Thursday, March 5

Bishop of San Diego Archdiocese calls for immigration reform

SAN DIEGO (AP) - A history scholar selected by Pope Francis to be the new Roman Catholic bishop of San Diego said Tuesday that he will be a "friend" to the Latino community and called for comprehensive immigration reform.

Monsignor Robert McElroy made the comments during a news conference in San Diego hours after the Vatican announced his appointment. He called immigration "the vitality of our nation."

"The border is a reminder to us of what we are called to do in our greatness as Americans and that we sometimes fall short of in how we deal with immigrants and how we must really confront the issues of immigration and resolve them with justice and have a comprehensive immigration reform that will do that," he said.

The 61-year-old native Californian has been serving as an auxiliary bishop in San Francisco since 2010. He will be formally installed as the sixth bishop of San Diego during a Mass at St. Therese of Carmel Parish on April 15. San Diego's Bishop Cirilo Flores died of cancer last year.

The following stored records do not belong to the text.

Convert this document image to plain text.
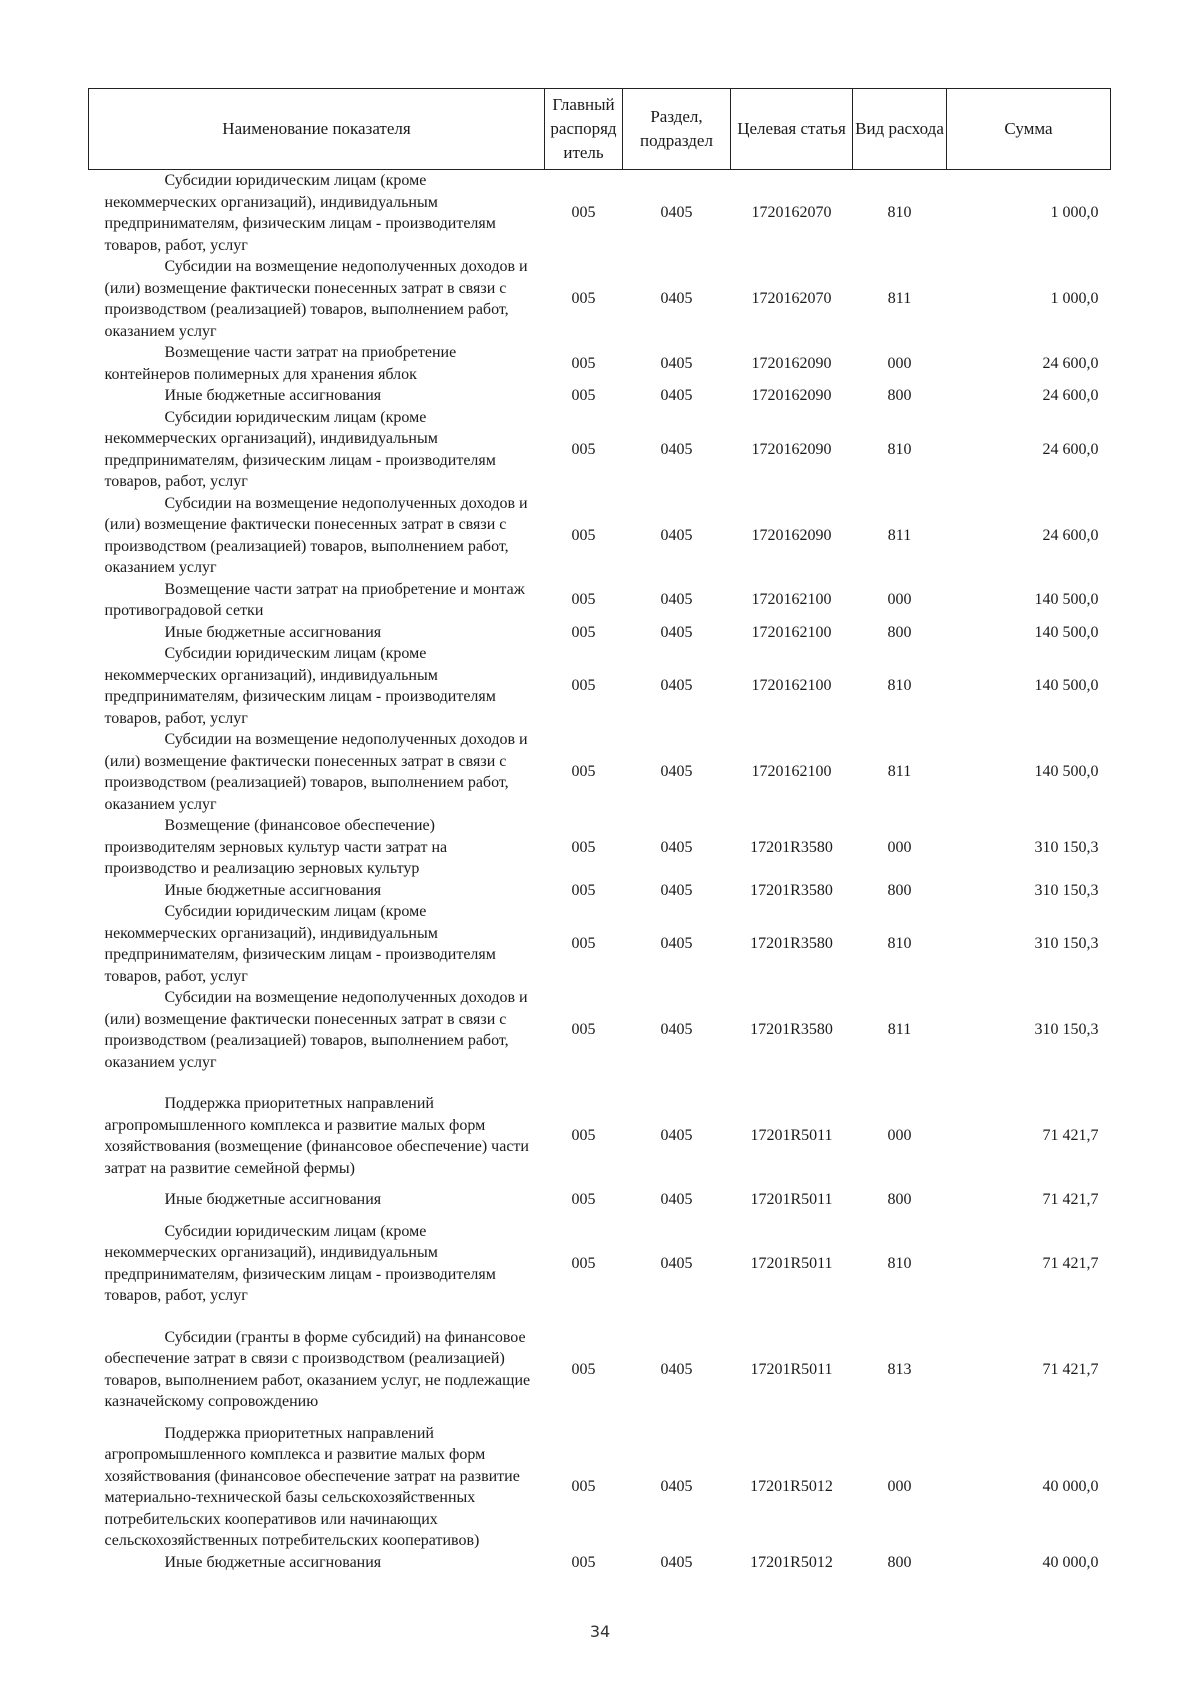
Наименование показателя	Главный распоряд итель	Раздел, подраздел	Целевая статья	Вид расхода	Сумма
Субсидии юридическим лицам (кроме некоммерческих организаций), индивидуальным предпринимателям, физическим лицам - производителям товаров, работ, услуг	005	0405	1720162070	810	1 000,0
Субсидии на возмещение недополученных доходов и (или) возмещение фактически понесенных затрат в связи с производством (реализацией) товаров, выполнением работ, оказанием услуг	005	0405	1720162070	811	1 000,0
Возмещение части затрат на приобретение контейнеров полимерных для хранения яблок	005	0405	1720162090	000	24 600,0
Иные бюджетные ассигнования	005	0405	1720162090	800	24 600,0
Субсидии юридическим лицам (кроме некоммерческих организаций), индивидуальным предпринимателям, физическим лицам - производителям товаров, работ, услуг	005	0405	1720162090	810	24 600,0
Субсидии на возмещение недополученных доходов и (или) возмещение фактически понесенных затрат в связи с производством (реализацией) товаров, выполнением работ, оказанием услуг	005	0405	1720162090	811	24 600,0
Возмещение части затрат на приобретение и монтаж противоградовой сетки	005	0405	1720162100	000	140 500,0
Иные бюджетные ассигнования	005	0405	1720162100	800	140 500,0
Субсидии юридическим лицам (кроме некоммерческих организаций), индивидуальным предпринимателям, физическим лицам - производителям товаров, работ, услуг	005	0405	1720162100	810	140 500,0
Субсидии на возмещение недополученных доходов и (или) возмещение фактически понесенных затрат в связи с производством (реализацией) товаров, выполнением работ, оказанием услуг	005	0405	1720162100	811	140 500,0
Возмещение (финансовое обеспечение) производителям зерновых культур части затрат на производство и реализацию зерновых культур	005	0405	17201R3580	000	310 150,3
Иные бюджетные ассигнования	005	0405	17201R3580	800	310 150,3
Субсидии юридическим лицам (кроме некоммерческих организаций), индивидуальным предпринимателям, физическим лицам - производителям товаров, работ, услуг	005	0405	17201R3580	810	310 150,3
Субсидии на возмещение недополученных доходов и (или) возмещение фактически понесенных затрат в связи с производством (реализацией) товаров, выполнением работ, оказанием услуг	005	0405	17201R3580	811	310 150,3
Поддержка приоритетных направлений агропромышленного комплекса и развитие малых форм хозяйствования (возмещение (финансовое обеспечение) части затрат на развитие семейной фермы)	005	0405	17201R5011	000	71 421,7
Иные бюджетные ассигнования	005	0405	17201R5011	800	71 421,7
Субсидии юридическим лицам (кроме некоммерческих организаций), индивидуальным предпринимателям, физическим лицам - производителям товаров, работ, услуг	005	0405	17201R5011	810	71 421,7
Субсидии (гранты в форме субсидий) на финансовое обеспечение затрат в связи с производством (реализацией) товаров, выполнением работ, оказанием услуг, не подлежащие казначейскому сопровождению	005	0405	17201R5011	813	71 421,7
Поддержка приоритетных направлений агропромышленного комплекса и развитие малых форм хозяйствования (финансовое обеспечение затрат на развитие материально-технической базы сельскохозяйственных потребительских кооперативов или начинающих сельскохозяйственных потребительских кооперативов)	005	0405	17201R5012	000	40 000,0
Иные бюджетные ассигнования	005	0405	17201R5012	800	40 000,0
34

McElroy, speaking briefly in Spanish, vowed to be a "friend" to the Latino community and called Hispanics the foundation of the church.

He also called on the need to support Native Americans. The impending sainthood of the 18th-century Franciscan missionary Junipero Serra has generated protests from Native Americans, who say the priest spread disease, wiped out native populations and enslaved converts as he built a Catholic mission system throughout what is now California.

It is important the church be one of inclusion, McElroy said.